Authors: Ho Chung Law, Dino Sejdinovic, Ewan Cameron, Tim Lucas, Seth Flaxman, Katherine Battle, Kenji Fukumizu

NeurIPS 2018 | Conference PDF | Archive PDF | Plain Text | LLM Run Details

Reproducibility Variable Result LLM Response
Research Type Experimental We apply our framework to a challenging and important problem, the fine-scale spatial modelling of malaria incidence, with over 1 million observations.Our contributions can be summarised as follows. A general framework is developed... In experiments, it is demonstrated that the proposed methods can scale to dataset sizes of more than 1 million observations.
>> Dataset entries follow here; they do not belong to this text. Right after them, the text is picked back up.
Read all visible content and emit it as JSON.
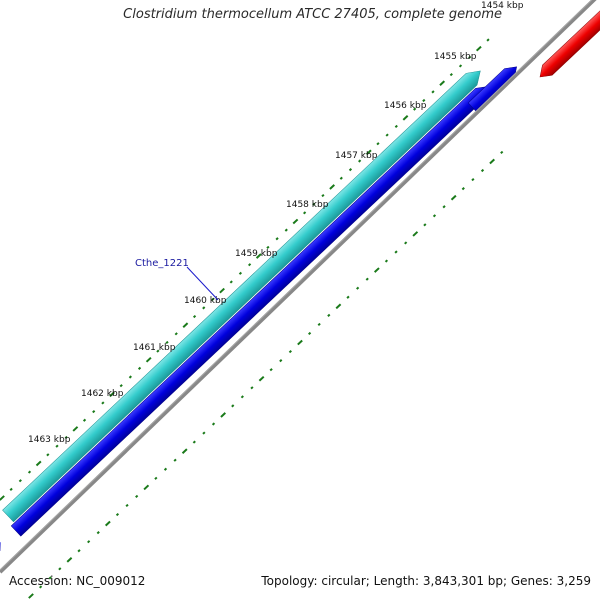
{
  "map": {
    "title": "Clostridium thermocellum ATCC 27405, complete genome",
    "accession_text": "Accession: NC_009012",
    "summary_text": "Topology: circular; Length: 3,843,301 bp; Genes: 3,259"
  },
  "ruler": {
    "ticks": [
      {
        "kbp": 1454,
        "label": "1454 kbp"
      },
      {
        "kbp": 1455,
        "label": "1455 kbp"
      },
      {
        "kbp": 1456,
        "label": "1456 kbp"
      },
      {
        "kbp": 1457,
        "label": "1457 kbp"
      },
      {
        "kbp": 1458,
        "label": "1458 kbp"
      },
      {
        "kbp": 1459,
        "label": "1459 kbp"
      },
      {
        "kbp": 1460,
        "label": "1460 kbp"
      },
      {
        "kbp": 1461,
        "label": "1461 kbp"
      },
      {
        "kbp": 1462,
        "label": "1462 kbp"
      },
      {
        "kbp": 1463,
        "label": "1463 kbp"
      }
    ]
  },
  "genes": [
    {
      "name": "Cthe_1221",
      "label": "Cthe_1221",
      "color": "#33cccc",
      "track": "highlight"
    }
  ],
  "colors": {
    "highlight_gene": "#33cccc",
    "forward_gene": "#0000dd",
    "reverse_gene": "#ee0000",
    "backbone": "#888888",
    "tick_mark": "#1a7a1a",
    "label_line": "#1a1acc"
  }
}
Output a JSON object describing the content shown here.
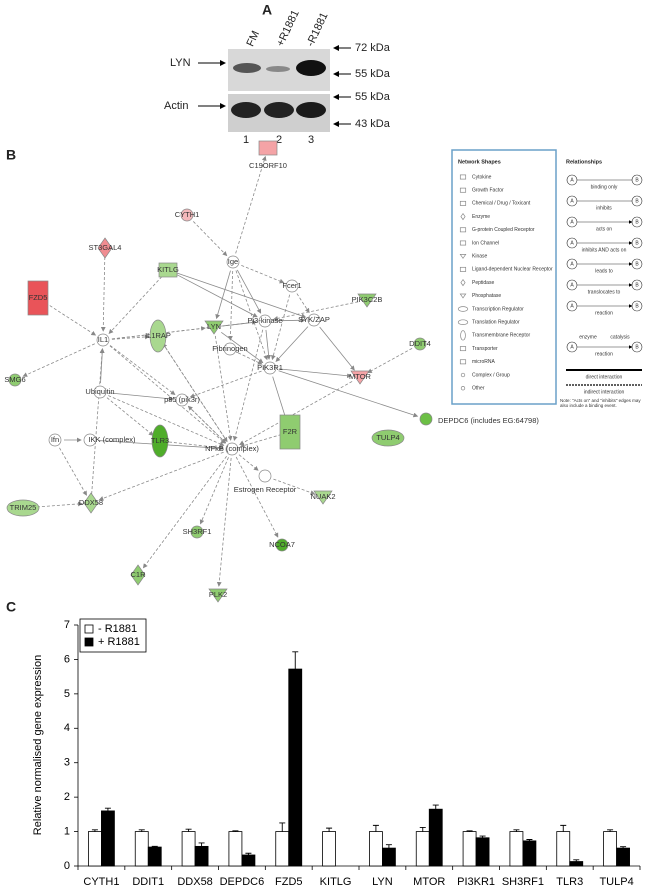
{
  "panel_a": {
    "label": "A",
    "lanes": [
      "FM",
      "+R1881",
      "-R1881"
    ],
    "lane_numbers": [
      "1",
      "2",
      "3"
    ],
    "rows": [
      "LYN",
      "Actin"
    ],
    "markers": [
      "72 kDa",
      "55 kDa",
      "55 kDa",
      "43 kDa"
    ]
  },
  "panel_b": {
    "label": "B",
    "nodes": [
      {
        "label": "C19ORF10",
        "shape": "rect",
        "color": "#f4a3a6"
      },
      {
        "label": "CYTH1",
        "shape": "circle",
        "color": "#f4b8bb"
      },
      {
        "label": "ST3GAL4",
        "shape": "diamond",
        "color": "#f08c91"
      },
      {
        "label": "FZD5",
        "shape": "tallrect",
        "color": "#e95459"
      },
      {
        "label": "KITLG",
        "shape": "rect",
        "color": "#a9d88f"
      },
      {
        "label": "Ige",
        "shape": "circle",
        "color": "#ffffff"
      },
      {
        "label": "Fcer1",
        "shape": "circle",
        "color": "#ffffff"
      },
      {
        "label": "PIK3C2B",
        "shape": "triangle",
        "color": "#8fcc70"
      },
      {
        "label": "IL1",
        "shape": "circle",
        "color": "#ffffff"
      },
      {
        "label": "IL1RAP",
        "shape": "vellipse",
        "color": "#a9d88f"
      },
      {
        "label": "LYN",
        "shape": "triangle",
        "color": "#8fcc70"
      },
      {
        "label": "Pi3-kinase",
        "shape": "circle",
        "color": "#ffffff"
      },
      {
        "label": "SYK/ZAP",
        "shape": "circle",
        "color": "#ffffff"
      },
      {
        "label": "DDIT4",
        "shape": "circle",
        "color": "#8fcc70"
      },
      {
        "label": "SMG6",
        "shape": "circle",
        "color": "#8fcc70"
      },
      {
        "label": "Fibrinogen",
        "shape": "circle",
        "color": "#ffffff"
      },
      {
        "label": "PIK3R1",
        "shape": "circle",
        "color": "#ffffff"
      },
      {
        "label": "MTOR",
        "shape": "triangle",
        "color": "#f4a3a6"
      },
      {
        "label": "Ubiquitin",
        "shape": "circle",
        "color": "#ffffff"
      },
      {
        "label": "p85 (pik3r)",
        "shape": "circle",
        "color": "#ffffff"
      },
      {
        "label": "DEPDC6 (includes EG:64798)",
        "shape": "circle",
        "color": "#6cbf45"
      },
      {
        "label": "F2R",
        "shape": "tallrect",
        "color": "#8fcc70"
      },
      {
        "label": "TULP4",
        "shape": "ellipse",
        "color": "#8fcc70"
      },
      {
        "label": "Ifn",
        "shape": "circle",
        "color": "#ffffff"
      },
      {
        "label": "IKK (complex)",
        "shape": "circle",
        "color": "#ffffff"
      },
      {
        "label": "TLR3",
        "shape": "vellipse",
        "color": "#4fad2a"
      },
      {
        "label": "NFkB (complex)",
        "shape": "circle",
        "color": "#ffffff"
      },
      {
        "label": "Estrogen Receptor",
        "shape": "circle",
        "color": "#ffffff"
      },
      {
        "label": "NUAK2",
        "shape": "triangle",
        "color": "#a9d88f"
      },
      {
        "label": "TRIM25",
        "shape": "ellipse",
        "color": "#a9d88f"
      },
      {
        "label": "DDX58",
        "shape": "diamond",
        "color": "#a9d88f"
      },
      {
        "label": "SH3RF1",
        "shape": "circle",
        "color": "#8fcc70"
      },
      {
        "label": "NCOA7",
        "shape": "circle",
        "color": "#4fad2a"
      },
      {
        "label": "C1R",
        "shape": "diamond",
        "color": "#8fcc70"
      },
      {
        "label": "PLK2",
        "shape": "triangle",
        "color": "#8fcc70"
      }
    ],
    "legend": {
      "shapes_title": "Network Shapes",
      "shapes": [
        "Cytokine",
        "Growth Factor",
        "Chemical / Drug / Toxicant",
        "Enzyme",
        "G-protein Coupled Receptor",
        "Ion Channel",
        "Kinase",
        "Ligand-dependent Nuclear Receptor",
        "Peptidase",
        "Phosphatase",
        "Transcription Regulator",
        "Translation Regulator",
        "Transmembrane Receptor",
        "Transporter",
        "microRNA",
        "Complex / Group",
        "Other"
      ],
      "relationships_title": "Relationships",
      "end_a": "A",
      "end_b": "B",
      "relationships": [
        "binding only",
        "inhibits",
        "acts on",
        "inhibits AND acts on",
        "leads to",
        "translocates to",
        "reaction"
      ],
      "enzyme": "enzyme",
      "catalysis": "catalysis",
      "reaction": "reaction",
      "direct": "direct interaction",
      "indirect": "indirect interaction",
      "note": "Note: \"Acts on\" and \"inhibits\" edges may also include a binding event."
    }
  },
  "chart_data": {
    "type": "bar",
    "panel_label": "C",
    "y_label": "Relative normalised gene expression",
    "categories": [
      "CYTH1",
      "DDIT1",
      "DDX58",
      "DEPDC6",
      "FZD5",
      "KITLG",
      "LYN",
      "MTOR",
      "PI3KR1",
      "SH3RF1",
      "TLR3",
      "TULP4"
    ],
    "series": [
      {
        "name": "- R1881",
        "color": "#ffffff",
        "values": [
          1,
          1,
          1,
          1,
          1,
          1,
          1,
          1,
          1,
          1,
          1,
          1
        ],
        "errors": [
          0.05,
          0.05,
          0.07,
          0.02,
          0.25,
          0.1,
          0.18,
          0.12,
          0.02,
          0.05,
          0.18,
          0.05
        ]
      },
      {
        "name": "+ R1881",
        "color": "#000000",
        "values": [
          1.6,
          0.55,
          0.57,
          0.32,
          5.72,
          0,
          0.52,
          1.65,
          0.82,
          0.73,
          0.13,
          0.52
        ],
        "errors": [
          0.08,
          0.02,
          0.1,
          0.05,
          0.5,
          0,
          0.1,
          0.12,
          0.05,
          0.04,
          0.05,
          0.04
        ]
      }
    ],
    "ylim": [
      0,
      7
    ],
    "yticks": [
      0,
      1,
      2,
      3,
      4,
      5,
      6,
      7
    ],
    "grid": false
  }
}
We thoroughly investigate an application of the developed methodology to disease mapping from coarse measurements, where the observation model is Poisson, giving encouraging results.
Researcher Affiliation Academia Ho Chung Leon Law University of Oxford Dino Sejdinovic University of Oxford Ewan Cameron University of Oxford Tim CD Lucas University of Oxford Seth Flaxman Imperial College London Katherine Battle University Of Oxford Kenji Fukumizu Institute of Statistical Mathematics
Pseudocode No The paper does not contain structured pseudocode or algorithm blocks.
Open Source Code Yes Code is available on https://github.com/hcllaw/VBAgg
Open Datasets Yes We first demonstrate our method on the swiss roll dataset7... The swiss roll manifold function (for sampling) can be found on the Python scikit-learn package.
Dataset Splits Yes we split the dataset into 4 parts, namely train, early-stop, validation and test set.We consider 576 bags for train, 95 bags each for validation and early-stop, with 191 bags for testing, with different splits across different trials, selecting them to ensure distributions of labels are similar across sets.
Hardware Specification No The paper does not provide specific hardware details (e.g., CPU/GPU models, memory) used for running its experiments, only mentioning the use of "Tensor Flow".
Software Dependencies No The paper mentions "Tensor Flow" and "Adam [12]" but does not specify version numbers for these or any other software libraries, which is required for reproducibility.
Experiment Setup Yes We implement our models in Tensor Flow6 and use SGD with Adam [12] to optimise their respective objectives, and we split the dataset into 4 parts, namely train, early-stop, validation and test set... The validation set is used for parameter tuning of any regularisation scaling, as well as learning rate, layer size and multiple initialisations. For the choice of k for VBAgg and Nyström, we use the RBF kernel, with the bandwidth parameter learnt. For landmark locations, we use the K-means++ algorithm.